Icaro Lab exists because we think the missing piece is humanistic inquiry, applied to both individual and collective AI behavior. Our team brings together engineers, philosophers, and linguists. We approach AI systems not just as computational artifacts, but as linguistic agents, meaning making systems embedded in human culture and, increasingly, in machine mediated culture.

We ask questions that do not fit neatly into standard evaluation frameworks. How do models negotiate ambiguity and disagreement? What happens when poetic or artistic expression reveals vulnerabilities that traditional adversarial examples miss? And crucially, how do ostensibly aligned models behave when they form collectives, when emergent dynamics take over, when patterns appear that are not reducible to the behavior of any single agent? How do you even align that?

The most useful insights often come from these oblique angles, from disciplines that have not traditionally had a seat at the evaluation table, and from observing not just what individual models do, but what emerges when they interact.

The Materials of Intelligence

The solution is not to fly lower. It is to understand the materials. To move faster by thinking more clearly.
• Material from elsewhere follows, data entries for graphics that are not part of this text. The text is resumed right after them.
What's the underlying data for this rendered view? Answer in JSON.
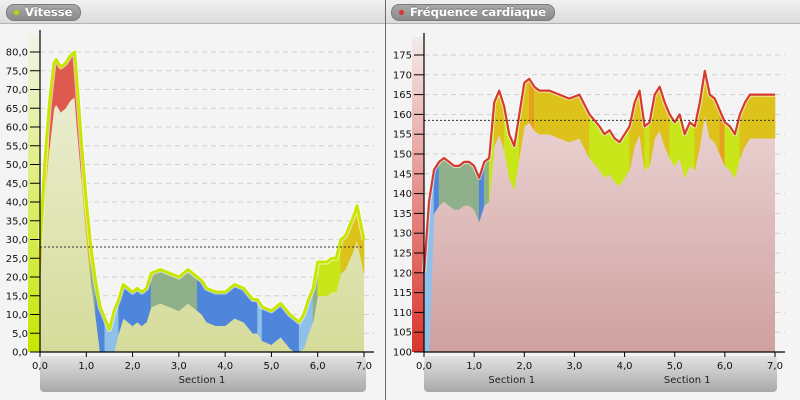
{
  "left_panel": {
    "title": "Vitesse",
    "legend_dot_color": "#b5d900",
    "section_labels": [
      "Section 1"
    ]
  },
  "right_panel": {
    "title": "Fréquence cardiaque",
    "legend_dot_color": "#d9342b",
    "section_labels": [
      "Section 1",
      "Section 1"
    ]
  },
  "colors": {
    "speed_line": "#c8e600",
    "hr_line": "#d63a2e",
    "zone_red": "#de5a4e",
    "zone_orange": "#e8a020",
    "zone_gold": "#dcc21a",
    "zone_lime": "#c8e61a",
    "zone_green": "#8fb08a",
    "zone_blue": "#4f86dc",
    "zone_lightblue": "#8ec0ea",
    "speed_fill": "#d5dc9a",
    "hr_fill_top": "#f0dcdc",
    "hr_fill_bottom": "#cfa0a0",
    "axis_band_speed": "#c8e600",
    "axis_band_hr": "#d9342b"
  },
  "chart_data": [
    {
      "type": "area",
      "title": "Vitesse",
      "xlabel": "Section 1",
      "ylabel": "",
      "xlim": [
        0,
        7
      ],
      "ylim": [
        0,
        80
      ],
      "x_ticks": [
        "0,0",
        "1,0",
        "2,0",
        "3,0",
        "4,0",
        "5,0",
        "6,0",
        "7,0"
      ],
      "y_ticks": [
        "0,0",
        "5,0",
        "10,0",
        "15,0",
        "20,0",
        "25,0",
        "30,0",
        "35,0",
        "40,0",
        "45,0",
        "50,0",
        "55,0",
        "60,0",
        "65,0",
        "70,0",
        "75,0",
        "80,0"
      ],
      "grid": true,
      "reference_line": 28.0,
      "series": [
        {
          "name": "Vitesse",
          "x": [
            0.0,
            0.1,
            0.2,
            0.3,
            0.35,
            0.45,
            0.55,
            0.65,
            0.75,
            0.8,
            0.9,
            1.0,
            1.1,
            1.2,
            1.3,
            1.4,
            1.5,
            1.6,
            1.7,
            1.8,
            1.9,
            2.0,
            2.1,
            2.2,
            2.3,
            2.4,
            2.6,
            2.8,
            3.0,
            3.2,
            3.4,
            3.5,
            3.6,
            3.8,
            4.0,
            4.2,
            4.4,
            4.6,
            4.7,
            4.8,
            5.0,
            5.2,
            5.4,
            5.5,
            5.6,
            5.7,
            5.8,
            5.9,
            6.0,
            6.2,
            6.3,
            6.4,
            6.5,
            6.6,
            6.7,
            6.8,
            6.85,
            6.9,
            7.0
          ],
          "values": [
            28,
            50,
            66,
            77,
            78,
            76,
            77,
            79,
            80,
            72,
            55,
            40,
            28,
            19,
            12,
            9,
            6,
            11,
            14,
            18,
            17,
            16,
            17,
            16,
            17,
            21,
            22,
            21,
            20,
            22,
            20,
            19,
            17,
            16,
            16,
            18,
            17,
            14,
            14,
            12,
            11,
            13,
            10,
            9,
            8,
            10,
            14,
            17,
            24,
            24,
            25,
            25,
            30,
            31,
            34,
            37,
            39,
            36,
            30
          ]
        }
      ]
    },
    {
      "type": "area",
      "title": "Fréquence cardiaque",
      "xlabel": "Section 1",
      "ylabel": "",
      "xlim": [
        0,
        7
      ],
      "ylim": [
        100,
        175
      ],
      "x_ticks": [
        "0,0",
        "1,0",
        "2,0",
        "3,0",
        "4,0",
        "5,0",
        "6,0",
        "7,0"
      ],
      "y_ticks": [
        "100",
        "105",
        "110",
        "115",
        "120",
        "125",
        "130",
        "135",
        "140",
        "145",
        "150",
        "155",
        "160",
        "165",
        "170",
        "175"
      ],
      "grid": true,
      "reference_line": 158.5,
      "series": [
        {
          "name": "Fréquence cardiaque",
          "x": [
            0.0,
            0.1,
            0.2,
            0.3,
            0.4,
            0.5,
            0.6,
            0.7,
            0.8,
            0.9,
            1.0,
            1.1,
            1.2,
            1.3,
            1.4,
            1.5,
            1.6,
            1.7,
            1.8,
            1.9,
            2.0,
            2.1,
            2.2,
            2.3,
            2.5,
            2.7,
            2.9,
            3.1,
            3.3,
            3.5,
            3.6,
            3.7,
            3.8,
            3.9,
            4.0,
            4.1,
            4.2,
            4.3,
            4.4,
            4.5,
            4.6,
            4.7,
            4.8,
            4.9,
            5.0,
            5.1,
            5.2,
            5.3,
            5.4,
            5.5,
            5.6,
            5.7,
            5.8,
            5.9,
            6.0,
            6.1,
            6.2,
            6.3,
            6.4,
            6.5,
            6.6,
            6.7,
            6.8,
            6.9,
            7.0
          ],
          "values": [
            120,
            138,
            146,
            148,
            149,
            148,
            147,
            147,
            148,
            148,
            147,
            144,
            148,
            149,
            163,
            166,
            162,
            155,
            152,
            160,
            168,
            169,
            167,
            166,
            166,
            165,
            164,
            165,
            160,
            157,
            155,
            156,
            154,
            153,
            155,
            157,
            163,
            166,
            157,
            158,
            165,
            167,
            163,
            160,
            158,
            160,
            155,
            158,
            157,
            163,
            171,
            165,
            164,
            161,
            158,
            157,
            155,
            160,
            163,
            165,
            165,
            165,
            165,
            165,
            165
          ]
        }
      ]
    }
  ]
}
To evaluate not just what individual models do, but what they mean, how they function as linguistic and social objects, how human creativity and expression interact with machine intelligence in ways that matter for both safety and capability.

And to extend that understanding to collectives, recognizing that alignment in multi agent systems is a fundamentally different problem from alignment in single agent cases, one that demands new conceptual frameworks, new measurement approaches, and new ways of thinking about what “safe behavior” means when models coordinate with each other.

The myth reminds us: understanding is not caution, it is the condition for ambitious flight.

We are here to build that understanding, from perspectives that have not been adequately represented in AI evaluation, addressing problems that are only now becoming visible as AI systems begin to form collectives. The future of AI depends not just on what we build, but on how well we understand what we have built.